The quality and extent of the archaeological remains of Government House demonstrate a way of life associated with the penal settlement of Port Macquarie and the later development of civilian settlement.

The archaeological remains of Government House, together with its associated artifacts have the potential to contribute to an understanding of the working of the settlement at Port Macquarie and the role of the occupants of the house in its administration and general life.

Government House is a significant element in the range of buildings constructed for a large-scale penal settlement and has the ability to contribute to an understanding of the totality of the convict system in Australia.

As the home of successive Resident Police Magistrates the site has the potential to contribute to an understanding of the development of free settlement at Port Macquarie.

Existing structures, archaeological remains and historical documents are complementary sources for the compilation of an authentic account of the penal system in New South Wales and Australia.

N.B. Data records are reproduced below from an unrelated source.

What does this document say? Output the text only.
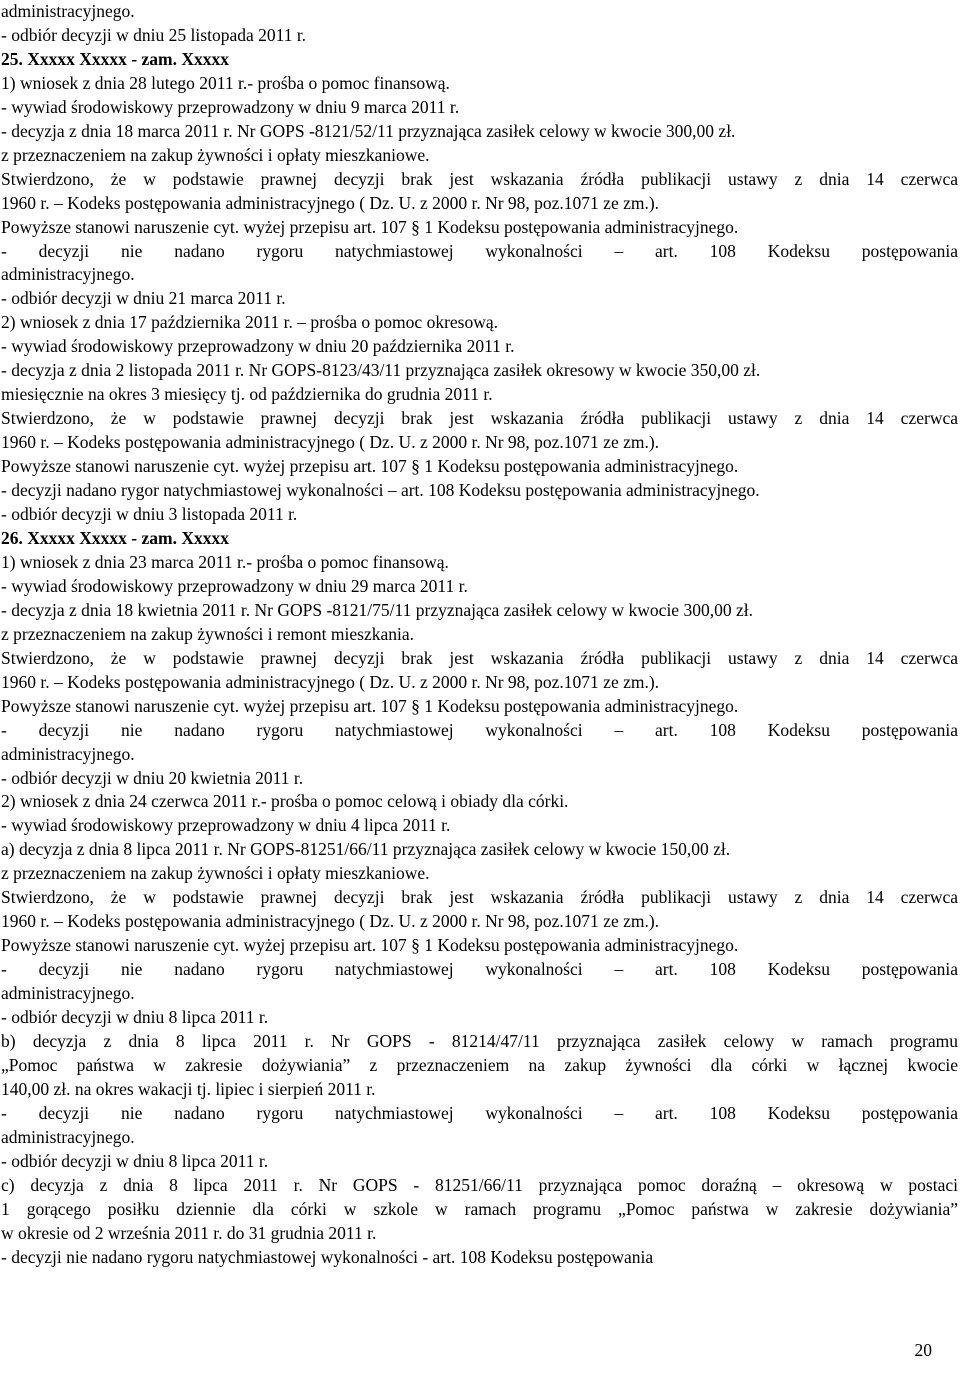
administracyjnego.
- odbiór decyzji w dniu 25 listopada 2011 r.
25. Xxxxx Xxxxx - zam. Xxxxx
1) wniosek z dnia 28 lutego 2011 r.- prośba o pomoc finansową.
- wywiad środowiskowy przeprowadzony w dniu 9 marca 2011 r.
- decyzja z dnia 18 marca 2011 r. Nr GOPS -8121/52/11 przyznająca zasiłek celowy w kwocie 300,00 zł.
z przeznaczeniem na zakup żywności i opłaty mieszkaniowe.
Stwierdzono, że w podstawie prawnej decyzji brak jest wskazania źródła publikacji ustawy z dnia 14 czerwca
1960 r. – Kodeks postępowania administracyjnego ( Dz. U. z 2000 r. Nr 98, poz.1071 ze zm.).
Powyższe stanowi naruszenie cyt. wyżej przepisu art. 107 § 1 Kodeksu postępowania administracyjnego.
- decyzji nie nadano rygoru natychmiastowej wykonalności – art. 108 Kodeksu postępowania
administracyjnego.
- odbiór decyzji w dniu 21 marca 2011 r.
2) wniosek z dnia 17 października 2011 r. – prośba o pomoc okresową.
- wywiad środowiskowy przeprowadzony w dniu 20 października 2011 r.
- decyzja z dnia 2 listopada 2011 r. Nr GOPS-8123/43/11 przyznająca zasiłek okresowy w kwocie 350,00 zł.
miesięcznie na okres 3 miesięcy tj. od października do grudnia 2011 r.
Stwierdzono, że w podstawie prawnej decyzji brak jest wskazania źródła publikacji ustawy z dnia 14 czerwca
1960 r. – Kodeks postępowania administracyjnego ( Dz. U. z 2000 r. Nr 98, poz.1071 ze zm.).
Powyższe stanowi naruszenie cyt. wyżej przepisu art. 107 § 1 Kodeksu postępowania administracyjnego.
- decyzji nadano rygor natychmiastowej wykonalności – art. 108 Kodeksu postępowania administracyjnego.
- odbiór decyzji w dniu 3 listopada 2011 r.
26. Xxxxx Xxxxx - zam. Xxxxx
1) wniosek z dnia 23 marca 2011 r.- prośba o pomoc finansową.
- wywiad środowiskowy przeprowadzony w dniu 29 marca 2011 r.
- decyzja z dnia 18 kwietnia 2011 r. Nr GOPS -8121/75/11 przyznająca zasiłek celowy w kwocie 300,00 zł.
z przeznaczeniem na zakup żywności i remont mieszkania.
Stwierdzono, że w podstawie prawnej decyzji brak jest wskazania źródła publikacji ustawy z dnia 14 czerwca
1960 r. – Kodeks postępowania administracyjnego ( Dz. U. z 2000 r. Nr 98, poz.1071 ze zm.).
Powyższe stanowi naruszenie cyt. wyżej przepisu art. 107 § 1 Kodeksu postępowania administracyjnego.
- decyzji nie nadano rygoru natychmiastowej wykonalności – art. 108 Kodeksu postępowania
administracyjnego.
- odbiór decyzji w dniu 20 kwietnia 2011 r.
2) wniosek z dnia 24 czerwca 2011 r.- prośba o pomoc celową i obiady dla córki.
- wywiad środowiskowy przeprowadzony w dniu 4 lipca 2011 r.
a) decyzja z dnia 8 lipca 2011 r. Nr GOPS-81251/66/11 przyznająca zasiłek celowy w kwocie 150,00 zł.
z przeznaczeniem na zakup żywności i opłaty mieszkaniowe.
Stwierdzono, że w podstawie prawnej decyzji brak jest wskazania źródła publikacji ustawy z dnia 14 czerwca
1960 r. – Kodeks postępowania administracyjnego ( Dz. U. z 2000 r. Nr 98, poz.1071 ze zm.).
Powyższe stanowi naruszenie cyt. wyżej przepisu art. 107 § 1 Kodeksu postępowania administracyjnego.
- decyzji nie nadano rygoru natychmiastowej wykonalności – art. 108 Kodeksu postępowania
administracyjnego.
- odbiór decyzji w dniu 8 lipca 2011 r.
b) decyzja z dnia 8 lipca 2011 r. Nr GOPS - 81214/47/11 przyznająca zasiłek celowy w ramach programu
„Pomoc państwa w zakresie dożywiania” z przeznaczeniem na zakup żywności dla córki w łącznej kwocie
140,00 zł. na okres wakacji tj. lipiec i sierpień 2011 r.
- decyzji nie nadano rygoru natychmiastowej wykonalności – art. 108 Kodeksu postępowania
administracyjnego.
- odbiór decyzji w dniu 8 lipca 2011 r.
c) decyzja z dnia 8 lipca 2011 r. Nr GOPS - 81251/66/11 przyznająca pomoc doraźną – okresową w postaci
1 gorącego posiłku dziennie dla córki w szkole w ramach programu „Pomoc państwa w zakresie dożywiania”
w okresie od 2 września 2011 r. do 31 grudnia 2011 r.
- decyzji nie nadano rygoru natychmiastowej wykonalności - art. 108 Kodeksu postępowania
20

Archaeological remains are an integral component of this research process.

The place possesses uncommon, rare or endangered aspects of the cultural or natural history of New South Wales.

Port Macquarie was the only designated place of secondary punishment to be established during the period of the Assignment System in the present State of New South Wales and the first such place to be established in Australia at this period.

The archaeological remains of Government House are the only known surviving example in New South Wales of a "government house" in a distant settlement, built for the use of government officials.

The archaeological remains of Government House, Port Macquarie are older than the surviving building fabric at Port Arthur and the Second Settlement at Norfolk Island, also places of secondary punishment.

The archaeological evidence at Port Macquarie is not duplicated in the existing range of heritage convict sites at Sydney, Parramatta and Newcastle.

The penal settlement of Port Macquarie was designed on picturesque principles, the only penal settlement to be so designed.

Government House is one of the two main elements of the picturesque composition of the penal settlement, the other being the existing church of St Thomas. The physical reality of the surviving archaeological remains of Government House allows this relationship to be rediscovered, experienced and interpreted.